PM Modi calls for breaching Indus Water Treaty to help farmers
New Delhi, Nov 26: At times, when India and Pakistan is finding hard to draw an amicable solution for the border fight, Prime Minister Narendra Modi came up with a big jolt for India’s arch rival by saying the waters of Sutlej, Beas and Ravi rivers will not be shared with Pakistan.
He, on Friday, highlighted that the waters rightfully belonged to the country and it will be stopped from going waste in Pakistan. PM added that he will ensure that farmers here utilise it the resource.
“Indus Water Treaty — Sutlej, Beas, Ravi — the waters in these rivers belong to India and our farmers. It is not being used in the fields of Pakistan but flowing into the sea through Pakistan. Now every drop of this water will be stopped and I will give that to farmers of Punjab and Jammu and Kashmir and Indian farmers. I am committed to this,” he said addressing a rally.
In order to ensure that ‘each drop of water’ of these three rivers reaching three states, a task force has been constituted.
“We cannot let our farmers suffer when we have god gifted resources. Hence we have to use our rights over our waters,” he said, adding, “We collectively have to fulfil the requirements of our farmers and I need your cooperation and blessings as well.”
The solution for the problems of water could be found out through common dialogue, he said.
Pointing the fingers to the previous governments, Modi said, ” Waters kept flowing to Pakistan , but successive governments kept sleeping on this issue and my farmer kept crying for the want of water.”
“If Punjab farmers get sufficient amount of water, they could produce ‘gold’ from the soil and could fill the coffers of the country,” he said.
“Our government is committed to work in tandem with the Badal government in Punjab to get farmers their rights and address their concerns,” he said.
The Indus Waters Treaty was signed on September 19, 1960 by the then Prime Minister Jawaharlal Nehru and Pakistan’s President Ayub Khan. It was brokered by the World Bank. The treaty administers how river Indus and its tributaries that flow in both the countries will be utilised. According to the treaty, Beas, Ravi and Sutlej are to be governed by India, while, Indus, Chenab and Jhelum are to be taken care by Pakistan.
However, since Indus flows from India, the country is allowed to use 20 per cent of its water for irrigation, power generation and transport purposes. A Permanent Indus Commission was set up as a bilateral commission to implement and manage the Treaty. The Commission solves disputes arising over water sharing.

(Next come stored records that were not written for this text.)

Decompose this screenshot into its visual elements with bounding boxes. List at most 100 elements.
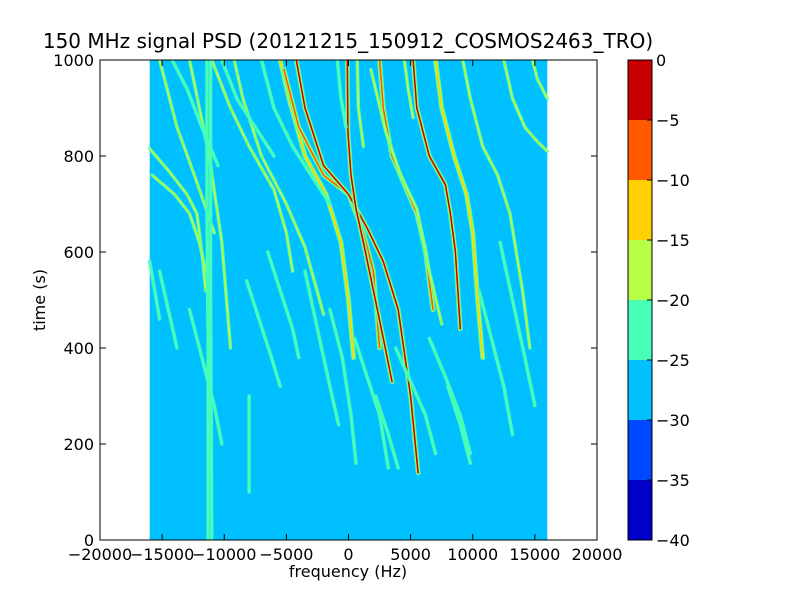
- x-tick-label: 0: [343, 545, 353, 564]
- y-tick-label: 800: [63, 147, 94, 166]
- signal-trace: [147, 259, 162, 321]
- signal-trace-core: [447, 385, 472, 465]
- colorbar-level: [628, 420, 652, 480]
- signal-trace-core: [353, 337, 390, 469]
- y-axis-label: time (s): [30, 269, 49, 331]
- signal-trace: [293, 60, 421, 476]
- signal-trace-core: [428, 337, 472, 455]
- signal-trace-core: [434, 60, 484, 359]
- colorbar-levels: [628, 60, 652, 540]
- colorbar-tick-label: −15: [656, 231, 690, 250]
- signal-trace-core: [233, 60, 325, 316]
- x-tick-label: 10000: [447, 545, 498, 564]
- signal-trace-core: [412, 60, 462, 330]
- signal-trace: [393, 346, 438, 456]
- x-tick-label: 5000: [390, 545, 431, 564]
- signal-trace: [498, 240, 537, 408]
- signal-trace: [220, 60, 276, 158]
- signal-trace-core: [151, 174, 207, 273]
- x-axis-label: frequency (Hz): [289, 562, 407, 581]
- signal-trace: [369, 67, 444, 326]
- signal-trace: [335, 60, 348, 129]
- signal-trace-core: [329, 308, 357, 465]
- signal-trace-core: [502, 60, 549, 153]
- x-tick-label: −15000: [130, 545, 194, 564]
- signal-trace-core: [374, 395, 400, 469]
- signal-trace: [208, 60, 214, 540]
- chart-title: 150 MHz signal PSD (20121215_150912_COSM…: [43, 29, 653, 53]
- x-tick-label: 15000: [509, 545, 560, 564]
- signal-trace: [355, 60, 366, 149]
- y-tick-label: 1000: [53, 51, 94, 70]
- signal-trace: [502, 60, 550, 153]
- y-tick-label: 600: [63, 243, 94, 262]
- x-axis-ticks: −20000−15000−10000 −5000 0 5000 10000 15000 20…: [68, 60, 623, 564]
- signal-trace-core: [266, 251, 300, 359]
- colorbar-level: [628, 480, 652, 540]
- colorbar-level: [628, 120, 652, 180]
- x-tick-label: −5000: [259, 545, 313, 564]
- y-tick-label: 400: [63, 339, 94, 358]
- colorbar-level: [628, 240, 652, 300]
- signal-trace-core: [346, 60, 393, 383]
- signal-trace-core: [148, 260, 161, 321]
- signal-trace: [352, 336, 391, 470]
- colorbar-tick-label: −5: [656, 111, 680, 130]
- signal-trace-core: [478, 289, 514, 436]
- signal-trace: [374, 394, 400, 470]
- signal-trace-core: [499, 241, 536, 407]
- signal-trace: [477, 288, 515, 437]
- colorbar-level: [628, 180, 652, 240]
- colorbar-tick-label: −25: [656, 351, 690, 370]
- colorbar-tick-label: −40: [656, 531, 690, 550]
- signal-trace-core: [461, 60, 531, 349]
- heatmap-layer: [147, 60, 550, 540]
- signal-trace-core: [531, 60, 549, 100]
- signal-trace: [265, 250, 301, 360]
- signal-trace: [232, 60, 326, 317]
- signal-trace-core: [356, 60, 365, 148]
- signal-trace-core: [370, 68, 443, 325]
- signal-trace-core: [158, 270, 178, 349]
- signal-trace: [328, 307, 358, 465]
- colorbar-tick-label: 0: [656, 51, 666, 70]
- colorbar-tick-label: −35: [656, 471, 690, 490]
- signal-trace: [344, 60, 395, 385]
- plot-area: −20000−15000−10000 −5000 0 5000 10000 15000 20…: [53, 51, 622, 564]
- signal-trace: [150, 173, 208, 273]
- colorbar-level: [628, 60, 652, 120]
- colorbar-level: [628, 300, 652, 360]
- x-tick-label: −20000: [68, 545, 132, 564]
- signal-trace: [402, 60, 415, 120]
- colorbar-tick-label: −10: [656, 171, 690, 190]
- x-tick-label: −10000: [192, 545, 256, 564]
- y-tick-label: 200: [63, 435, 94, 454]
- signal-trace: [244, 279, 282, 389]
- signal-trace: [157, 269, 179, 350]
- signal-trace-core: [209, 60, 213, 540]
- signal-trace-core: [210, 60, 294, 273]
- signal-trace: [210, 60, 295, 273]
- signal-trace-core: [245, 279, 282, 388]
- signal-trace-core: [220, 60, 275, 157]
- colorbar-level: [628, 360, 652, 420]
- colorbar-tick-label: −20: [656, 291, 690, 310]
- signal-trace-core: [394, 347, 437, 455]
- colorbar: 0 −5 −10 −15 −20 −25 −30 −35 −40: [627, 51, 690, 550]
- signal-trace: [433, 60, 486, 361]
- signal-trace-core: [304, 270, 340, 426]
- y-axis-ticks: 0 200 400 600 800 1000: [53, 51, 597, 550]
- y-tick-label: 0: [84, 531, 94, 550]
- signal-trace-core: [206, 60, 209, 540]
- signal-trace-core: [403, 60, 414, 119]
- x-tick-label: 20000: [572, 545, 623, 564]
- colorbar-tick-label: −30: [656, 411, 690, 430]
- signal-trace: [205, 60, 210, 540]
- signal-trace-core: [295, 60, 419, 474]
- signal-trace: [530, 60, 550, 101]
- colorbar-ticks: 0 −5 −10 −15 −20 −25 −30 −35 −40: [647, 51, 690, 550]
- signal-trace: [427, 336, 473, 456]
- signal-trace: [461, 60, 532, 350]
- signal-trace: [303, 269, 341, 427]
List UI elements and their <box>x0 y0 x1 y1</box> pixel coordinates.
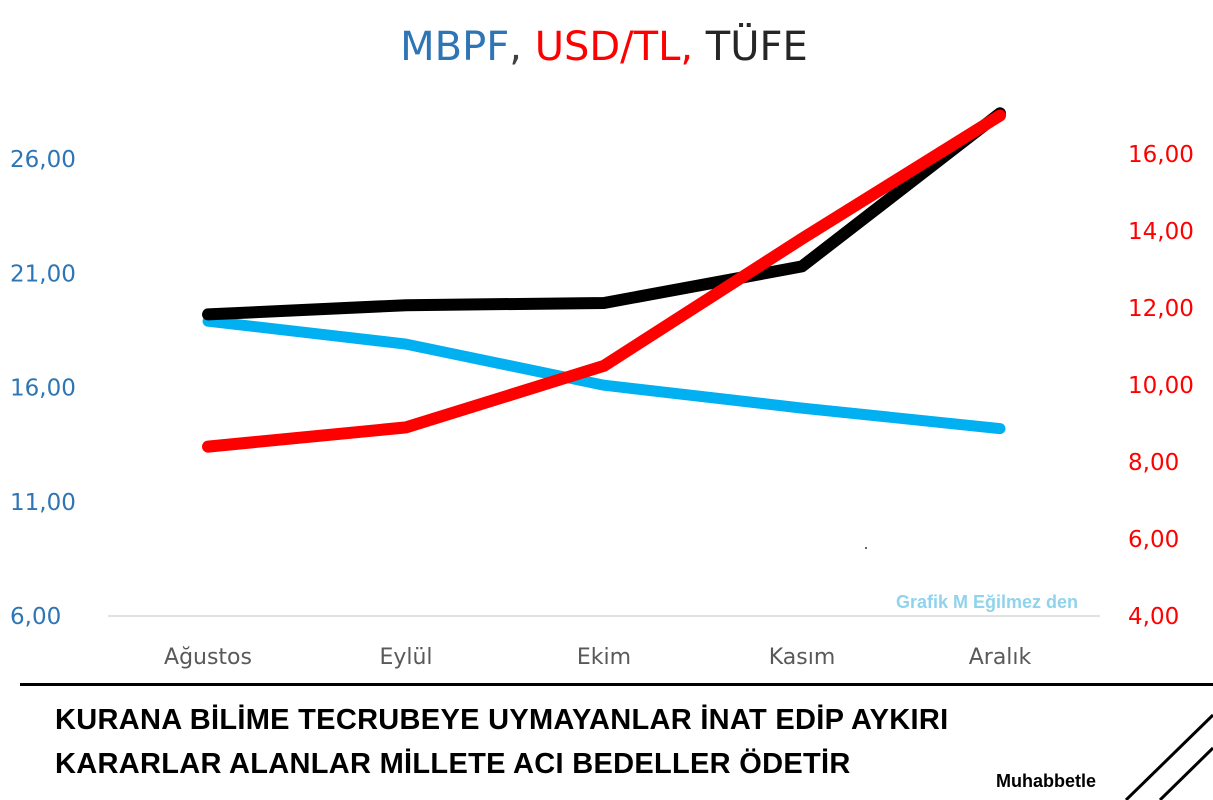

The Treaty also provides arbitration mechanism to solve disputes amicably. Though Indus originates from Tibet, China has been kept out of the Treaty. If China decides to stop or change the flow of the river, it will affect both India and Pakistan.
Climate change is causing melting of ice in Tibetan plateau, which scientists believe will affect the river in future. It maybe noted that both India and Pakistan are still at loggerheads over various issues since Partition, but there has been no fight over water after the Treaty was ratified.